De zaak is vervolgens behandeld op 5 januari 2024. Tijdens deze mondelinge behandeling is het verzoek besproken en hebben de aanwezigen hun mening kenbaar kunnen maken. Het is de kinderrechter duidelijk geworden dat [minderjarige] positieve stappen heeft gezet, maar dat hij er nog niet is. Dat blijkt onder andere uit de situatie dat hij is weggelopen toen hij met verlof was, waarna hij kennelijk in een gevaarlijke situatie terecht is gekomen. Ook is er onlangs weer sprake geweest van een positieve urinecontrole en zorgelijk gedrag op de groep. De ernstige zorgen over de ontwikkeling van [minderjarige] zijn dus nog niet weggenomen.
5.4.
[minderjarige] heeft behoefte aan duidelijkheid over zijn perspectief en die behoefte wordt door alle betrokkenen onderschreven. Eerder werd ingezet op een thuisplaatsing met inzet van de MST, maar nu dat niet mogelijk blijkt zal er bezien moeten worden of [minderjarige] bij zijn broer in [plaats] kan gaan wonen zoals hij graag wil, of dat bijvoorbeeld een open groep mogelijk is. Deze opties moeten onderzocht worden. Daarnaast moet nader onderzocht worden waar het gedrag van [minderjarige] vandaan komt en of nadere therapie voor hem nodig is. Er zijn dus nog stappen te zetten, waardoor het gesloten kader op dit moment nog niet losgelaten kan worden. Gelet op de zorgen die er zijn moet er eerst duidelijkheid verkregen worden over het gedrag van [minderjarige] , de benodigde hulpverlening en een veilige vervolgplek voor hem, alvorens de strikte kaders van de gesloten plaatsing losgelaten kunnen worden. Gebleken is immers dat meer vrijheid risico’s met zich meebrengt en het [minderjarige] onlangs in ieder geval niet is gelukt om in een dergelijke situatie de juiste keuze te maken. De kinderrechter vindt een voortzetting van de machtiging gesloten jeugdhulp daarom noodzakelijk en acht een minder ingrijpende maatregel niet geschikt, waardoor de machtiging gesloten jeugdhulp zal worden verleend voor drie maanden.
5.5.
De kinderrechter benadrukt dat het gedrag van [minderjarige] voor een groot deel mede bepalend zal zijn voor de stappen die genomen kunnen worden. Als hij zijn positieve ontwikkeling voortzet, goed gedrag laat zien en meewerkt aan onderzoeken die nodig worden bevonden, zal er sneller duidelijkheid verkregen worden over mogelijkheden en kan daar naar gehandeld worden. Logischerwijs zal een doorplaatsing opgebouwd moeten worden, waarbij eerst verlof wordt uitgebreid om te bezien of [minderjarige] zich aan afspraken kan houden en de situatie voor eenieder veilig genoeg is om de volgende stap te zetten.

6.De beslissing

De kinderrechter:
6.1.
verleent een machtiging om [minderjarige] te doen opnemen en te doen verblijven in een gesloten accommodatie voor jeugdhulp met ingang van 6 januari 2024 tot 6 april 2024.

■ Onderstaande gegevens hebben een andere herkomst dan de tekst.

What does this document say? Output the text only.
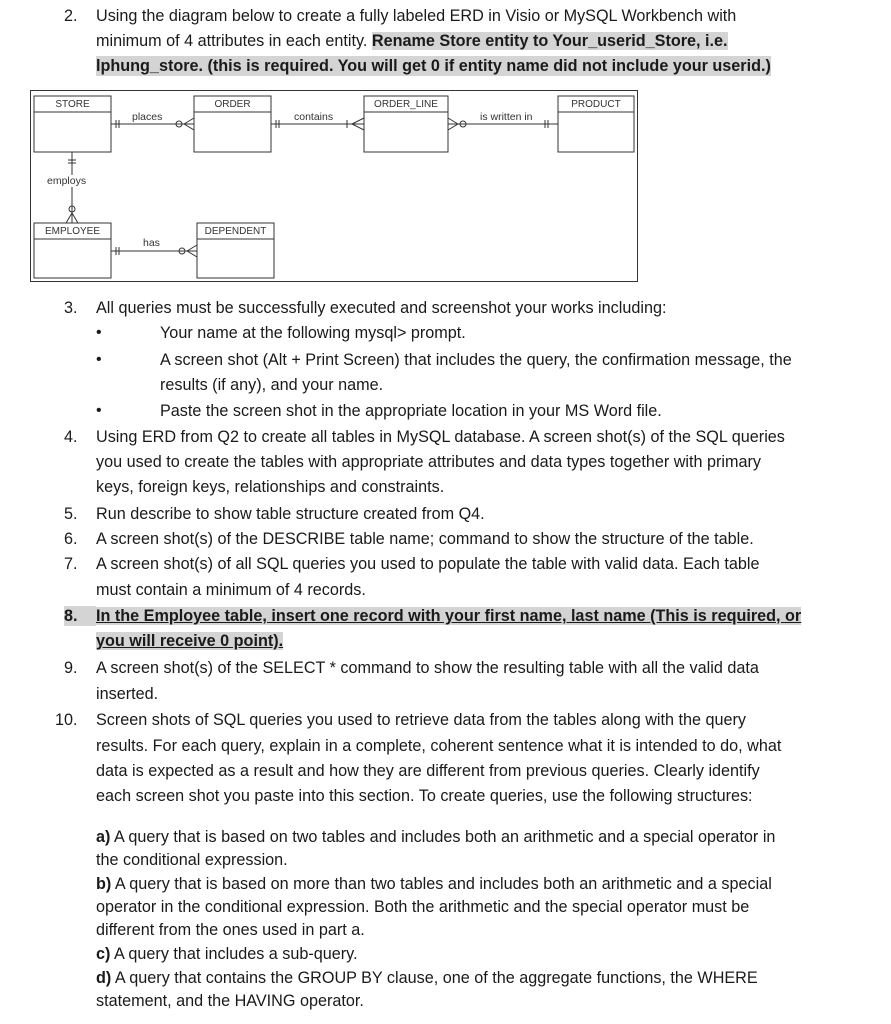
2. Using the diagram below to create a fully labeled ERD in Visio or MySQL Workbench with
minimum of 4 attributes in each entity. Rename Store entity to Your_userid_Store, i.e.
lphung_store. (this is required. You will get 0 if entity name did not include your userid.)
STORE	ORDER	ORDER_LINE	PRODUCT
EMPLOYEE	DEPENDENT
places	contains	is written in
employs
has
3. All queries must be successfully executed and screenshot your works including:
•	Your name at the following mysql> prompt.
•	A screen shot (Alt + Print Screen) that includes the query, the confirmation message, the
results (if any), and your name.
•	Paste the screen shot in the appropriate location in your MS Word file.
4. Using ERD from Q2 to create all tables in MySQL database. A screen shot(s) of the SQL queries
you used to create the tables with appropriate attributes and data types together with primary
keys, foreign keys, relationships and constraints.
5. Run describe to show table structure created from Q4.
6. A screen shot(s) of the DESCRIBE table name; command to show the structure of the table.
7. A screen shot(s) of all SQL queries you used to populate the table with valid data. Each table
must contain a minimum of 4 records.
8.	In the Employee table, insert one record with your first name, last name (This is required, or
you will receive 0 point).
9. A screen shot(s) of the SELECT * command to show the resulting table with all the valid data
inserted.
10. Screen shots of SQL queries you used to retrieve data from the tables along with the query
results. For each query, explain in a complete, coherent sentence what it is intended to do, what
data is expected as a result and how they are different from previous queries. Clearly identify
each screen shot you paste into this section. To create queries, use the following structures:
a) A query that is based on two tables and includes both an arithmetic and a special operator in
the conditional expression.
b) A query that is based on more than two tables and includes both an arithmetic and a special
operator in the conditional expression. Both the arithmetic and the special operator must be
different from the ones used in part a.
c) A query that includes a sub-query.
d) A query that contains the GROUP BY clause, one of the aggregate functions, the WHERE
statement, and the HAVING operator.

Deze beslissing is mondeling gegeven en in het openbaar uitgesproken op 5 januari 2024 door mr. Dijkman, kinderrechter, in aanwezigheid van mr. Van Ginneke, griffier, en op schrift gesteld op 19 januari 2024.
Hoger beroep tegen deze beschikking kan worden ingesteld:
- door de verzoekers en de belanghebbende(n) aan wie een afschrift van de beschikking is verstrekt of verzonden, binnen drie maanden na de dag van de uitspraak;
- door andere belanghebbenden binnen drie maanden na de betekening daarvan of nadat de beschikking aan hen op een andere wijze bekend is geworden.
Het hoger beroep moet, door tussenkomst van een advocaat, worden ingediend bij de griffie van het gerechtshof te ‘s-Hertogenbosch.